A landmark labor struggle might seem like difficult terrain to explore in an opera, but Long Beach-based composer Nicolás Lell Benavides knew that he had a riveting tale to tell in Dolores.
Working with librettist Marella Martin Koch, he decided to focus on the roiling events of 1968, a year of dread and calamity from Prague and Paris to Mexico City and Memphis. It was also the third year of the grinding United Farm Workers strike led by Dolores Huerta, César Chavez and Larry Itliong, which gave birth to an international boycott of California-grown grapes.
Dolores covers the months between Senator Robert F. Kennedy’s embrace of the farmworker cause in his campaign for the Democratic presidential nomination and the devastating aftermath of his assassination at the Ambassador Hotel. Huerta, who had helped turned out Latino and Asian American voters for him, stood by Kennedy’s side during his victory speech.
“I think there are a dozen operas about Dolores’ life that one could do, but I wanted people to focus and invest in one event and what it feels like to overcome what has to be to be one of the highest and lowest moments,” said Benavides in a recent conversation at Oakland’s Scottish Rite Center, where West Edge Opera presents the world premiere of Dolores on Aug. 2, 10 and 16.

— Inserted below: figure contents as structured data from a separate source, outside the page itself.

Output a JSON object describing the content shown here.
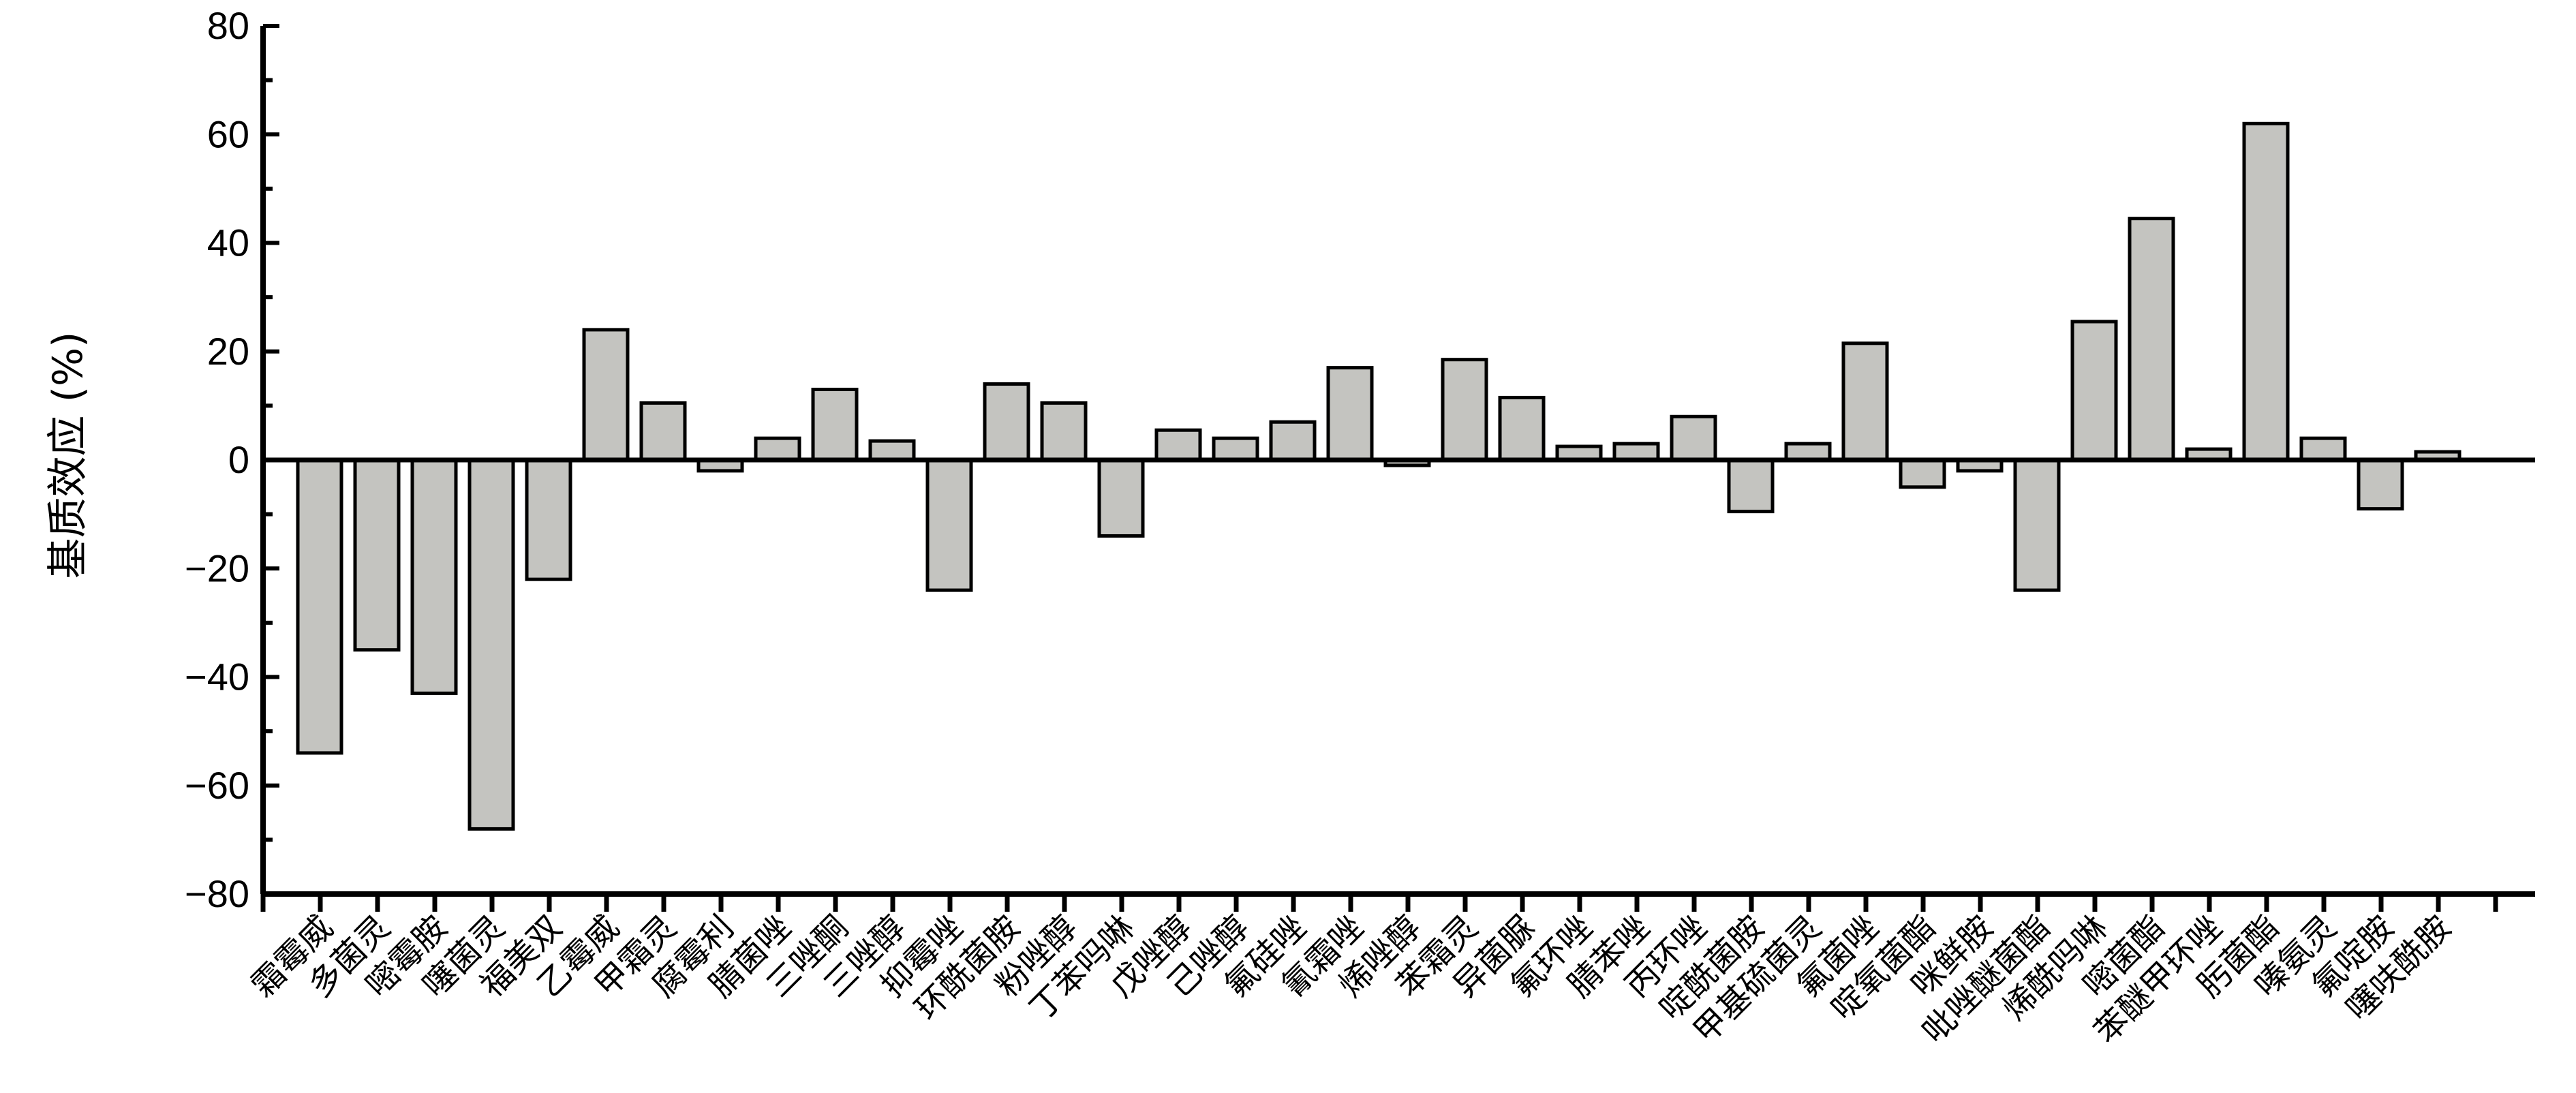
{
  "chart_data": {
    "type": "bar",
    "ylabel": "基质效应 (%)",
    "ylim": [
      -80,
      80
    ],
    "yticks": [
      80,
      60,
      40,
      20,
      0,
      -20,
      -40,
      -60,
      -80
    ],
    "ytick_labels": [
      "80",
      "60",
      "40",
      "20",
      "0",
      "−20",
      "−40",
      "−60",
      "−80"
    ],
    "grid": false,
    "bar_color": "#c4c4c0",
    "categories": [
      "霜霉威",
      "多菌灵",
      "嘧霉胺",
      "噻菌灵",
      "福美双",
      "乙霉威",
      "甲霜灵",
      "腐霉利",
      "腈菌唑",
      "三唑酮",
      "三唑醇",
      "抑霉唑",
      "环酰菌胺",
      "粉唑醇",
      "丁苯吗啉",
      "戊唑醇",
      "己唑醇",
      "氟硅唑",
      "氰霜唑",
      "烯唑醇",
      "苯霜灵",
      "异菌脲",
      "氟环唑",
      "腈苯唑",
      "丙环唑",
      "啶酰菌胺",
      "甲基硫菌灵",
      "氟菌唑",
      "啶氧菌酯",
      "咪鲜胺",
      "吡唑醚菌酯",
      "烯酰吗啉",
      "嘧菌酯",
      "苯醚甲环唑",
      "肟菌酯",
      "嗪氨灵",
      "氟啶胺",
      "噻呋酰胺"
    ],
    "values": [
      -54,
      -35,
      -43,
      -68,
      -22,
      24,
      10.5,
      -2,
      4,
      13,
      3.5,
      -24,
      14,
      10.5,
      -14,
      5.5,
      4,
      7,
      17,
      -1,
      18.5,
      11.5,
      2.5,
      3,
      8,
      -9.5,
      3,
      21.5,
      -5,
      -2,
      -24,
      25.5,
      44.5,
      2,
      62,
      4,
      -9,
      1.5
    ]
  }
}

Joining the conversation via video call, Huerta talked about the painstaking parallels between creating an opera from the ground up and building a movement. “When you think about that, you have to put people together not one by one, but one by four or five or six or seven,” said the 95-year-old activist. “You have to get small groupings of people so that you can inject into them the understanding they have the power to change things. Because people don’t believe that they do. Especially when you have conditions so entrenched like with the farm workers.”